In the Simcoe-Muskoka region, the numbers lie…but it’s a lie of omission.
Due to case increases and new priority eligibility for testing focused on vulnerable populations, Simcoe Muskoka District Medical Officer of Health Dr. Charles Gardner is inclined not to believe declining COVID case count charts for the region.
In previous waves, a 15% reduction in lab-confirmed cases week-over-week could prompt Gardner to say the region is starting to “flatten” its COVID levels. This time, however, he said it was not an indication of the bigger picture.
“I don’t think we can be at all confident that we’re seeing a reduction in transmission in the community right now,” Gardner said.
Provincial lab test results produced positive results for 3,545 Simcoe-Muskoka residents during the week of Dec. 26, which is five times higher than the peak of the third wave.
“The completeness of the data we have for you is no longer what it used to be, and this is due to the difficulty we have had in tracking case and contact management for several weeks… and also to a change in provincial direction on testing,” Gardner said.

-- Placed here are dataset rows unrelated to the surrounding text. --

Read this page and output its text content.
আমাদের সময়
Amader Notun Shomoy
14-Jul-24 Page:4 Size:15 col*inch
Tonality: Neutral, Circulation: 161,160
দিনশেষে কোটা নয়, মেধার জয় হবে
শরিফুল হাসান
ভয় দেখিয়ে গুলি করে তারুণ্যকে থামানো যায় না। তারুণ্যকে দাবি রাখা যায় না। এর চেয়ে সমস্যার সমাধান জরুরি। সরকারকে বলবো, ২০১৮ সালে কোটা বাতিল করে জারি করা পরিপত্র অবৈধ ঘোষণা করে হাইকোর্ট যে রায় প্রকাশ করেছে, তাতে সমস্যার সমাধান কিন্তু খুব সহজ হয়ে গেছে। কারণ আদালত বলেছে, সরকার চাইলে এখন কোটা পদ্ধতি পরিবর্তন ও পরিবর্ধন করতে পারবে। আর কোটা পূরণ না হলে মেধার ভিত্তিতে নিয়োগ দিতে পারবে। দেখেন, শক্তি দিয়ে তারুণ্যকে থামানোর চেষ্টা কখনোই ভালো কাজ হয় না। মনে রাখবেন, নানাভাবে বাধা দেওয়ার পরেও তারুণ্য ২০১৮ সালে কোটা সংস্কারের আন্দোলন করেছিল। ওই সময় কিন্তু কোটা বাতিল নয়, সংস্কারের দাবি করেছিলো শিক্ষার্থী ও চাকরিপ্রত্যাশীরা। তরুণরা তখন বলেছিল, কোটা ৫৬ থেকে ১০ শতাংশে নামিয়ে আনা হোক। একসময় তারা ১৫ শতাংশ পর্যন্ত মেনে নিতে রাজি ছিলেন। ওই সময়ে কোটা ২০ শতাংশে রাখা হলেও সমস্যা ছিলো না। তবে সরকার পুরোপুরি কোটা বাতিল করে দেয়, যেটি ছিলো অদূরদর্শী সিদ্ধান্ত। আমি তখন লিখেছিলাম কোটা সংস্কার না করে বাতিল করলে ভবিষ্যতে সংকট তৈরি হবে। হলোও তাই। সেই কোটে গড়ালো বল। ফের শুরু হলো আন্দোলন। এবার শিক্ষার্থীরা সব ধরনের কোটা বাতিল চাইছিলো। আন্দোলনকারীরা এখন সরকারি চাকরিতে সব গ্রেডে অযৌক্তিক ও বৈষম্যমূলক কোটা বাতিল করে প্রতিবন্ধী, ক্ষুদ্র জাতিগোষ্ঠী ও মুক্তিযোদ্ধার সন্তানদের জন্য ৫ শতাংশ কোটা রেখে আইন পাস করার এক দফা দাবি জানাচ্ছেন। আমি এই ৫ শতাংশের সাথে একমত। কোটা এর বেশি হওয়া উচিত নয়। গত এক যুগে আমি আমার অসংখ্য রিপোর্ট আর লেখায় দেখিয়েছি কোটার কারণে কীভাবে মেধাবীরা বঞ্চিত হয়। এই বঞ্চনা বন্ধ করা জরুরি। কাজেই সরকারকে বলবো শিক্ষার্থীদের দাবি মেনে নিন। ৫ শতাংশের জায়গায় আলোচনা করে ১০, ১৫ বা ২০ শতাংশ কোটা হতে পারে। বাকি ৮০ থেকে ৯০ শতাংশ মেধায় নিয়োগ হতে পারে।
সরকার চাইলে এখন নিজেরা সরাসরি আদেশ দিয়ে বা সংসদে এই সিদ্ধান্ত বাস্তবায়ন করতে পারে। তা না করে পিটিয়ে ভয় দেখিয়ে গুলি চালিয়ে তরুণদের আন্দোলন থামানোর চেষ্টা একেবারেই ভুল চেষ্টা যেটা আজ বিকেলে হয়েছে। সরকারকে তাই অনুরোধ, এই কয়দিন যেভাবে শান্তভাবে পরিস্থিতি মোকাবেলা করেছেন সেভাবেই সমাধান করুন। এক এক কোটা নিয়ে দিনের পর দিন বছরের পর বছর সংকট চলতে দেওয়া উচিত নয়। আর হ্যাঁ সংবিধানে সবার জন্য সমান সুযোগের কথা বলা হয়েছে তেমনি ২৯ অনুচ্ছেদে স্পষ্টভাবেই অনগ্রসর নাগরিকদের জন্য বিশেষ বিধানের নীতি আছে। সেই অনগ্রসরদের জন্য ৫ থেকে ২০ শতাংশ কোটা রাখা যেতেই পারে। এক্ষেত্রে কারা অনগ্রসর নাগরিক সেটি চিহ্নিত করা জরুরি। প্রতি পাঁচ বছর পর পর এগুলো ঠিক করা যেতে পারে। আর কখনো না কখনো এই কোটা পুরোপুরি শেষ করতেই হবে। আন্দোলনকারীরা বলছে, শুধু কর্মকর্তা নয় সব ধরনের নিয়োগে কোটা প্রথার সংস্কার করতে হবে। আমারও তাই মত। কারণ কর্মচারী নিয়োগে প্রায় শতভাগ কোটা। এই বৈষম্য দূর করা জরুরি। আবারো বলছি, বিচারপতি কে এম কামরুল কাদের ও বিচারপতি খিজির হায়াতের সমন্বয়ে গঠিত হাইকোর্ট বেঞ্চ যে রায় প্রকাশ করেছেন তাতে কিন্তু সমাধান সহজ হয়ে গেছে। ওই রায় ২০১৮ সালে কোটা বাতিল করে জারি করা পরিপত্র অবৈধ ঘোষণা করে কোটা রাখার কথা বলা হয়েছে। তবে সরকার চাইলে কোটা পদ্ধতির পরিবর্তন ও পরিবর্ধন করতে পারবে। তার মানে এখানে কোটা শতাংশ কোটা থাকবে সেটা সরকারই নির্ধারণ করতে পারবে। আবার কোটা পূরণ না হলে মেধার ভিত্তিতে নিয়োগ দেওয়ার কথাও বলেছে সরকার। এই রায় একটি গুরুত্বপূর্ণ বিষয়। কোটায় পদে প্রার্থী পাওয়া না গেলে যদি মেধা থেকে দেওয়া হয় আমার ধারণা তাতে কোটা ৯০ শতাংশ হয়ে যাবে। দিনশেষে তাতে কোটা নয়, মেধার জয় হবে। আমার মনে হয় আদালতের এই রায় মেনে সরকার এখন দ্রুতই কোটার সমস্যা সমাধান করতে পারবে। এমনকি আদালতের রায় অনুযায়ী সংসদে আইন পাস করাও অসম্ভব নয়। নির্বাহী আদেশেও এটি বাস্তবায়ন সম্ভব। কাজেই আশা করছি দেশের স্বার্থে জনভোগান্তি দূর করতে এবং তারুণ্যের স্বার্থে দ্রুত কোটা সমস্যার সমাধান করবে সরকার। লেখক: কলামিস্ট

With few exceptions, only those who work or live in congregate care facilities can get a publicly funded and reported PCR test, as well as anyone hospitalized with symptoms. A large majority of the population, even if symptomatic, must self-isolate without testing or with only a rapid test result, and these results are not made public.
“So with these changes we could see a reduction in our case count that doesn’t really reflect the pattern of transmission in the community, and I think we have to be careful in interpreting the data we have” , Gardner said. .
The health unit stopped reporting geographic data for its new confirmed cases as of Wednesday. Gardner said the municipal breakdown no longer provides an accurate picture of COVID in the region.
“I think we should definitely only provide data if we think it’s reliable in the first place, so that’s why we’re going to discontinue it,” Gardner said.
In addition to informing residents of the spread of COVID in their area, COVID rates have generally been used as a metric to inform government decisions on closures, capacity limits, and in-person activities.
Without reliable data on the number of people infected in the region and in the province, Gardner said he and other medical officers of health were turning their attention to other factors.
“My focus right now is to make sure we’re able to function,” he said. “What concerns me right now is the continuation of essential societal functions like health care, schools, key municipal services (snow removal and drinking water), waste management and first responders”, such as the police, firefighters and paramedics.
The doctor meets weekly with municipal CAOs to get a first-hand account of how municipalities are impacted by COVID-related illnesses among staff and self-isolation requirements.
Gardner said he told them to contact them if they needed assistance, including the temporary relaxation of requirements to keep critical functions running.
“I don’t focus so much on data, but on insights — to have different ways of knowing if we are functioning well right now,” he said.
Although the doctor is part of discussions at the provincial level about what kind of measures or indicators to use during the current wave of COVID to decide what and when things can open up next, he said he had no no clear answer on how or when the province should reopen. activities currently closed.